S&P Global Ratings revised its outlook to stable, from negative, removing the risk of a downgrade to Australia's triple-A rating and supporting bond prices. L3N1W71QK
The Aussie dollar AUD=D3 was at $0.7293 and holding gains for the week of 1.9 percent, the largest since July last year.
It faces a trendline from this year's peak around $0.7300 and more chart resistance in the $0.7312/18 zone. A break of that would open the way to at least $0.7381, if not $0.7450.
Short-covering was especially vicious against the safe-haven yen with the Aussie rallying 2.6 percent for the week so far to reach 82.18 yen AUDJPY= . The next target is 82.79.

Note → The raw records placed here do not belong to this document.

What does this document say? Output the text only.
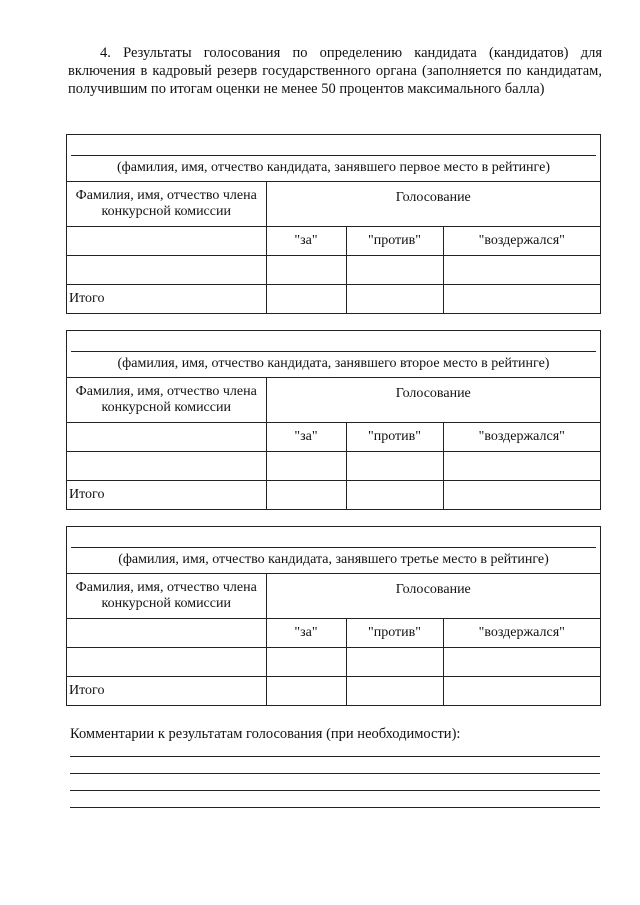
4. Результаты голосования по определению кандидата (кандидатов) для включения в кадровый резерв государственного органа (заполняется по кандидатам, получившим по итогам оценки не менее 50 процентов максимального балла)

(фамилия, имя, отчество кандидата, занявшего первое место в рейтинге)
Фамилия, имя, отчество члена конкурсной комиссии	Голосование		
	"за"	"против"	"воздержался"

Итого			
(фамилия, имя, отчество кандидата, занявшего второе место в рейтинге)
Фамилия, имя, отчество члена конкурсной комиссии	Голосование		
	"за"	"против"	"воздержался"

Итого			
(фамилия, имя, отчество кандидата, занявшего третье место в рейтинге)
Фамилия, имя, отчество члена конкурсной комиссии	Голосование		
	"за"	"против"	"воздержался"

Итого			

Комментарии к результатам голосования (при необходимости):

Investors had spent weeks shorting the Aussie as a wager on, or hedge against, global trade tensions and turmoil in emerging markets. But the actual impact of new tariffs has been limited, at least for now.
Sentiment has also been supported by promises of economic stimulus from Beijing and reports it might cut tariffs on imports from other countries, perhaps including Australia.
"The extent of AUD resilience in the face of the latest phase of US-China trade battles has been a little surprising," said Westpac senior currency strategist Sean Callow.
"The recovery in risk assets soon after the news suggests that this phase of the trade battle was indeed priced in," he added, noting that commodity prices had also rallied.
Copper was on track for its biggest weekly gain in a month while iron ore had risen almost 6 percent so far in September.
The New Zealand dollar NZD=D4 was up at $0.6684, having climbed 2 percent so far this week - its biggest gain this year.
It got a sharp lift on Thursday when data showed New Zealand's economy grew 1 percent in the second quarter, the fastest pace in two years. a surprise result defied a gloomy business climate and should be a major relief to the Reserve Bank of New Zealand, which had been worried enough about the economy to recently flag the chance of a cut in interest rates.
The bank's next policy statement is on Sept. 27 and it is considered certain to keep rates at a record low 1.75 percent given inflation remains stubbornly subdued.
"The RBNZ is unlikely to materially alter their dovish stance... inflation has been too low for too long," said Jarrod Kerr, chief economist at Kiwi Bank.
"Persistently weak business confidence is casting a shadow on future growth, and monetary policy is forward looking in nature," he added. "Still, the Kiwi economy is running 'just right', not too hot, and far from cold."
Bond markets had a much rougher week as a steep rise in Treasury yields spilled across global debt markets.
Australian two-year yields AU2YT=RR started off the week at 2.01 percent before jumping as high as 2.164 percent, a peak not seen since late 2015. It has since eased back to 2.10 percent, but the increase for the week was still the largest so far this year.